From national park ranger to warrior

A few kilometers from the viewpoint in the mountains of the Amhara region, corpses are still lying in the fields, bloated from the rain, some of them eaten by dogs. Maru Terefe was there when the fighters from Tigray were repulsed a few days ago. He worked as a ranger up here in the Simien Mountain National Park for almost ten years, watching the rare Ethiopian wolves and driving the farmers’ cattle out of the sanctuary. He was given an assault rifle to protect the tourists on their trips to the lonely waterfalls and steep gorges, although there was actually no real danger back then. So were the rules.

He only used his Kalashnikov a few times when they were practicing shooting or the cellular network had failed and he wanted to notify him of his replacement. A few days ago he really used it for the first time, killing people with it. “I liked my job, protecting nature. But now it’s war, now I can’t sit back and do nothing, it’s about survival,” he says.

It is a sentence that you can hear from many of the 80 or so ethnic groups in Ethiopia. The country is at war with itself, neighbors accuse each other of wanting to destroy it. The war is an elite war for power in the state. In one of the poorest and most densely populated countries in the world, for many people, survival is actually a matter of survival, at least that’s what it feels like to them. Most Ethiopians live from subsistence agriculture, from what their fields yield, which are getting smaller with each generation because there are so many heirs in the family. Each war party promises the poorest to recapture lost territories, or those that have been disputed between ethnic groups for years. There is no end in sight, negotiations are not particularly popular.

Maru Terefe has long watched wolves and driven away cattle. Now he’s fighting with a gun.

(Photo: Bernd Dörries)

In the mountains of Amhara, the reinforcements from Prime Minister Abiy roll in, buses full of soldiers, militias and special forces, you can hear the thunder of cannons and machine gun fire. The war seems to be going on inexorably.

The European Parliament passed a resolution on Thursday calling for an end to the fighting and sanctions against those involved on all sides. Pressure, however, as the past few months have shown, currently seems to be doing the opposite with the newly elected Prime Minister Abiy. A week ago the government expelled seven senior UN diplomats from the country, accusing them of doing propaganda for the TPLF. Ultimately, the UN representatives had just kept pointing out that the Abiy government was not allowing enough aid into the Tigray region, that out of a hundred trucks needed a day, a maximum of ten would arrive there.
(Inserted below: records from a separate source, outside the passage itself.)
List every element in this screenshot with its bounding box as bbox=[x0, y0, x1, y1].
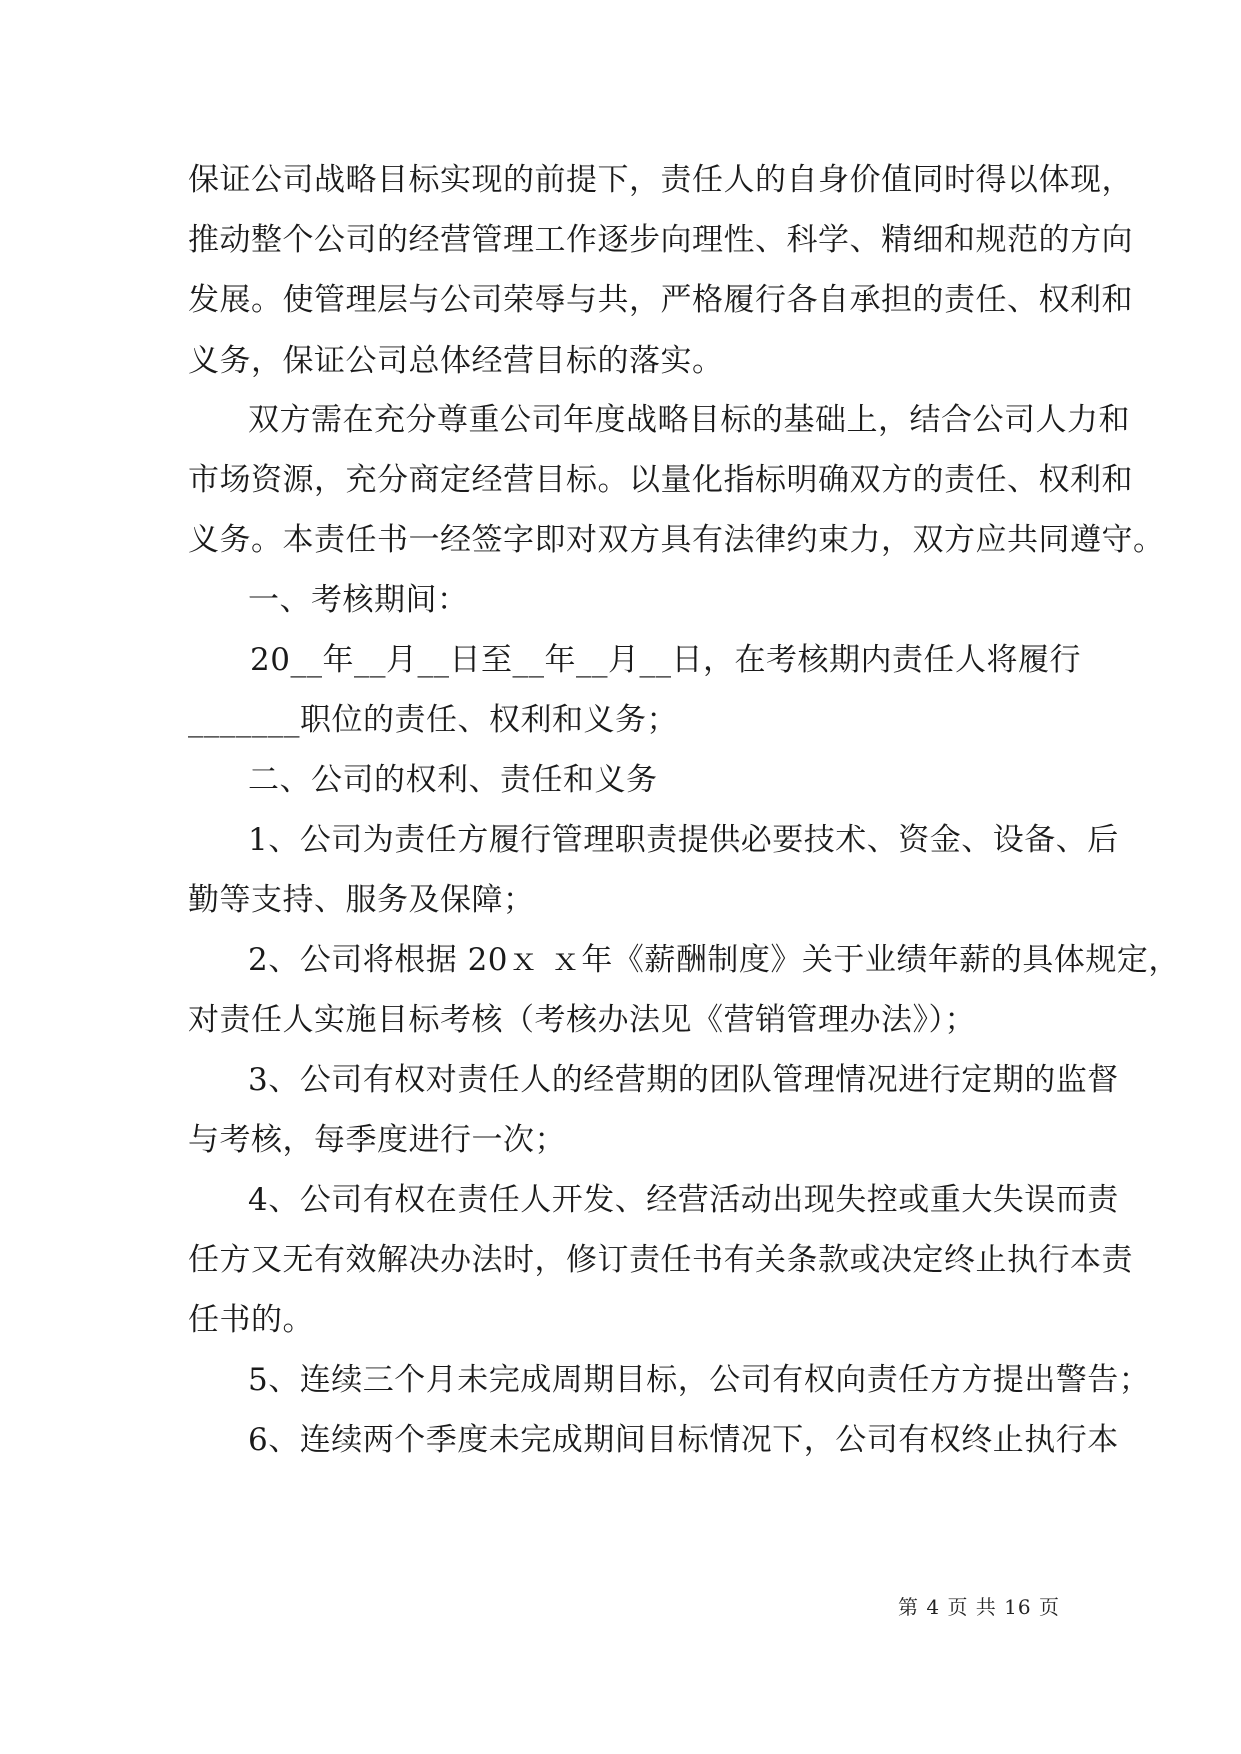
text-line: 双方需在充分尊重公司年度战略目标的基础上，结合公司人力和 bbox=[248, 402, 1130, 438]
text-line: 5、连续三个月未完成周期目标，公司有权向责任方方提出警告； bbox=[248, 1362, 1151, 1398]
text-line: 勤等支持、服务及保障； bbox=[188, 882, 535, 918]
text-line: 对责任人实施目标考核（考核办法见《营销管理办法》）； bbox=[188, 1002, 976, 1038]
page-number-footer: 第 4 页 共 16 页 bbox=[898, 1595, 1060, 1619]
text-line: 任方又无有效解决办法时，修订责任书有关条款或决定终止执行本责 bbox=[188, 1242, 1133, 1278]
text-line: 1、公司为责任方履行管理职责提供必要技术、资金、设备、后 bbox=[248, 822, 1119, 858]
text-line: 任书的。 bbox=[188, 1302, 314, 1338]
text-line: 与考核，每季度进行一次； bbox=[188, 1122, 566, 1158]
section-heading: 二、公司的权利、责任和义务 bbox=[248, 762, 658, 798]
text-line: 发展。使管理层与公司荣辱与共，严格履行各自承担的责任、权利和 bbox=[188, 282, 1133, 318]
text-line: 20__年__月__日至__年__月__日，在考核期内责任人将履行 bbox=[250, 642, 1081, 678]
text-line: 义务，保证公司总体经营目标的落实。 bbox=[188, 343, 724, 379]
text-line: 保证公司战略目标实现的前提下，责任人的自身价值同时得以体现， bbox=[188, 162, 1133, 198]
text-line: 3、公司有权对责任人的经营期的团队管理情况进行定期的监督 bbox=[248, 1062, 1119, 1098]
section-heading: 一、考核期间： bbox=[248, 582, 469, 618]
text-line: 2、公司将根据 20ｘ ｘ年《薪酬制度》关于业绩年薪的具体规定， bbox=[248, 942, 1180, 978]
text-line: 6、连续两个季度未完成期间目标情况下，公司有权终止执行本 bbox=[248, 1422, 1119, 1458]
text-line: _______职位的责任、权利和义务； bbox=[188, 702, 678, 738]
text-line: 推动整个公司的经营管理工作逐步向理性、科学、精细和规范的方向 bbox=[188, 222, 1133, 258]
text-line: 义务。本责任书一经签字即对双方具有法律约束力，双方应共同遵守。 bbox=[188, 522, 1165, 558]
text-line: 市场资源，充分商定经营目标。以量化指标明确双方的责任、权利和 bbox=[188, 462, 1133, 498]
text-line: 4、公司有权在责任人开发、经营活动出现失控或重大失误而责 bbox=[248, 1182, 1119, 1218]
For a long time, the TPLF had justified its offensives with a kind of self-defense, only in this way could it open an aid corridor for its population. In the mountains of Amhara, however, it is not about enabling aid convoys; for the TPLF it is about gaining as much land as possible, perhaps even conquering the capital Addis Ababa.

When the conflict began in November 2020, it was above all the troops of Prime Minister Abiy and his allies from Eritrea who committed cruel crimes against the civilian population in Tigray, human rights organizations speak of mass rape and indiscriminate shootings. In the meantime there are increasing reports of the offenses committed by the TPLF, which accepts the death and suffering of the civilian population in its offensives. “We fled on foot for three days when the TPLF came to our town and killed people with machetes,” says Tsega Desalegn, who is 37 years old and now with her children in a school in the town of Debark near the front lives. She gets around 15 kilos of wheat, some beans and oil a month. Compared to the situation in Tigray, this is almost luxurious. But ultimately Desalegn has to sleep in a narrow room with 30 people, without mattresses. She coughs almost continuously but has not seen a doctor in a year. The new school year will soon begin in Debark. She says: “We don’t know where we can go then.”